MCP tool descriptions eating 40-50% of your context window - how are you dealing with this?

priya_ai · March 19, 2026, 9:51am

I’ve been building an AI agent that connects to about 15 MCP servers (database, file system, Slack, GitHub, etc.) and I’m running into a problem that Perplexity’s CTO actually called out at Ask 2026: the tool descriptions alone are consuming a massive chunk of the context window.

In my case, with 15 servers averaging maybe 4-5 tools each, the tool schemas and descriptions add up to around 12k tokens before the user even says anything. On a 128k context model that’s manageable, but it still means less room for actual conversation history and retrieved documents.

I’ve tried a few things:

Lazy loading - only registering tools from servers that are relevant to the current conversation. Works okay but requires a routing layer that adds latency.
Trimming descriptions - stripping tool descriptions down to the bare minimum. But then the model makes more mistakes picking the right tool.
Two-stage approach - first call picks which MCP servers are relevant, second call loads only those tools. Doubles the API calls though.

Has anyone found a good middle ground here? I’ve heard some teams are moving back to traditional API calls for their most-used integrations and only using MCP for dynamic tool discovery. That feels like it defeats the purpose though.

The MCP 2026 roadmap mentions a metadata format for registries to discover server capabilities without a live connection, which might help eventually. But what are people doing right now?

Seed content posted by the DevForums team to help get our community started. Have a better answer? Jump in!

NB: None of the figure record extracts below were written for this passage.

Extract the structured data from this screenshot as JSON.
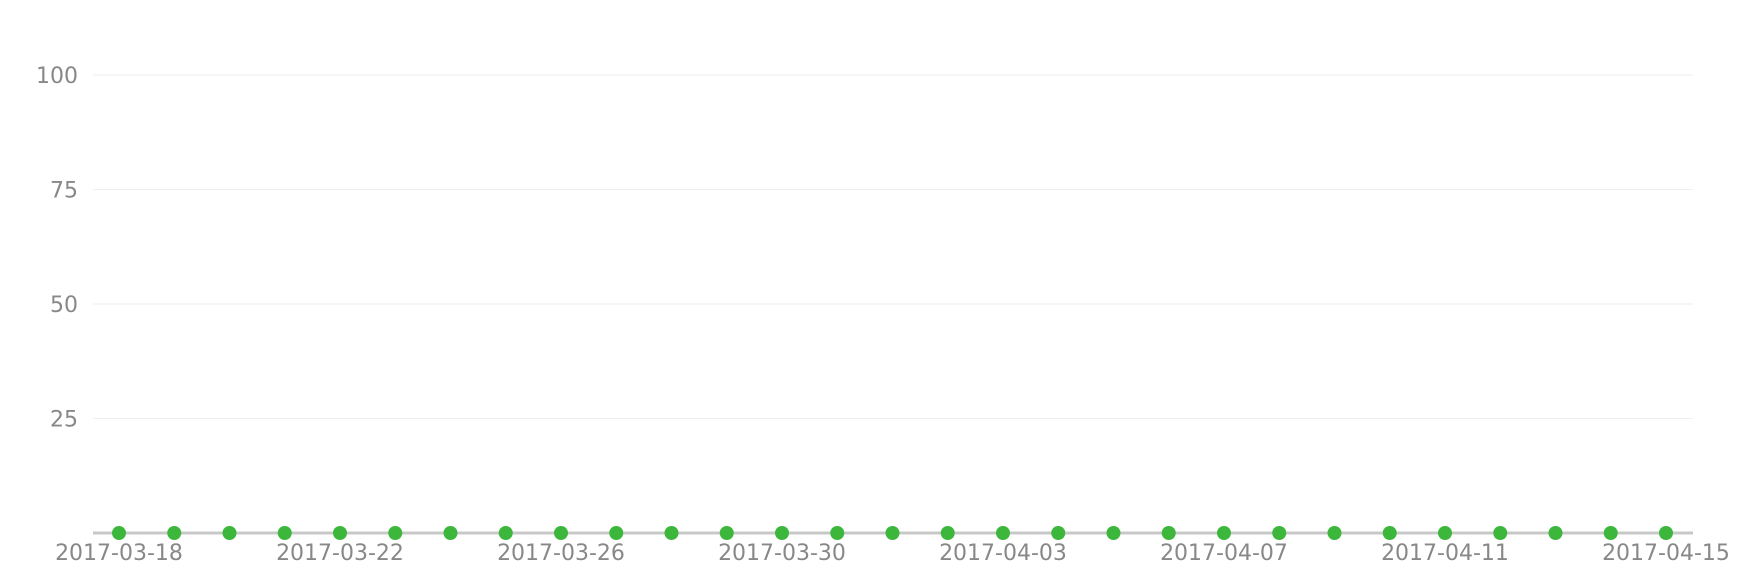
{
  "chart_data": {
    "type": "line",
    "title": "",
    "xlabel": "",
    "ylabel": "",
    "ylim": [
      0,
      100
    ],
    "y_ticks": [
      25,
      50,
      75,
      100
    ],
    "x_tick_labels": [
      "2017-03-18",
      "2017-03-22",
      "2017-03-26",
      "2017-03-30",
      "2017-04-03",
      "2017-04-07",
      "2017-04-11",
      "2017-04-15"
    ],
    "x": [
      "2017-03-18",
      "2017-03-19",
      "2017-03-20",
      "2017-03-21",
      "2017-03-22",
      "2017-03-23",
      "2017-03-24",
      "2017-03-25",
      "2017-03-26",
      "2017-03-27",
      "2017-03-28",
      "2017-03-29",
      "2017-03-30",
      "2017-03-31",
      "2017-04-01",
      "2017-04-02",
      "2017-04-03",
      "2017-04-04",
      "2017-04-05",
      "2017-04-06",
      "2017-04-07",
      "2017-04-08",
      "2017-04-09",
      "2017-04-10",
      "2017-04-11",
      "2017-04-12",
      "2017-04-13",
      "2017-04-14",
      "2017-04-15"
    ],
    "series": [
      {
        "values": [
          0,
          0,
          0,
          0,
          0,
          0,
          0,
          0,
          0,
          0,
          0,
          0,
          0,
          0,
          0,
          0,
          0,
          0,
          0,
          0,
          0,
          0,
          0,
          0,
          0,
          0,
          0,
          0,
          0
        ],
        "color": "#3cb73c",
        "line_color": "#c8c8c8"
      }
    ],
    "grid": true,
    "legend": "none"
  }
}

alex_ml · March 19, 2026, 10:46am

I’ve been hitting this exact problem building ML pipeline agents that need access to a bunch of data tools. Here’s what’s actually worked for me in production:

Hierarchical tool registries with embeddings-based routing

Instead of your two-stage LLM call approach, I built a lightweight embedding index over all my tool descriptions. When a user message comes in, I do a quick cosine similarity search against the tool descriptions and only inject the top-k most relevant tools into the context. The embedding lookup is like 5ms, way cheaper than an extra LLM call.

Here’s the rough pattern:

import numpy as np
from sentence_transformers import SentenceTransformer

model = SentenceTransformer('all-MiniLM-L6-v2')

# Build index once at startup
tool_descriptions = [t['description'] for t in all_tools]
tool_embeddings = model.encode(tool_descriptions)

def select_tools(user_message, top_k=10):
    query_emb = model.encode([user_message])
    scores = np.dot(tool_embeddings, query_emb.T).flatten()
    top_indices = np.argsort(scores)[-top_k:][::-1]
    return [all_tools[i] for i in top_indices]

This cut my tool token usage from ~12k to about 3-4k per request, and the model still picks the right tool 95%+ of the time.

Compressed schema format

The other thing that helped was switching to a minimal schema format. Instead of full JSON Schema with descriptions, examples, and nested types, I compress them down to just the essentials:

{
  "name": "query_db",
  "desc": "Run SQL against analytics DB",
  "params": {"sql": "str", "db": "str?=analytics"}
}

That’s maybe 30% of the tokens compared to a full OpenAI-style function definition, and modern models handle the abbreviated format fine.

Tool groups for common workflows

I also pre-defined “tool groups” for common conversation patterns. If someone starts asking about data analysis, I load the data group (SQL, pandas, plotting). If they’re asking about model training, I load the ML group (experiment tracking, GPU provisioning, dataset tools). You can detect this with a simple classifier or even keyword matching.

The MCP registry metadata you mentioned will definitely help, but the embeddings approach is a solid bridge until that ships. The key insight is that you almost never need all your tools at once; you just need to be smart about which ones to surface.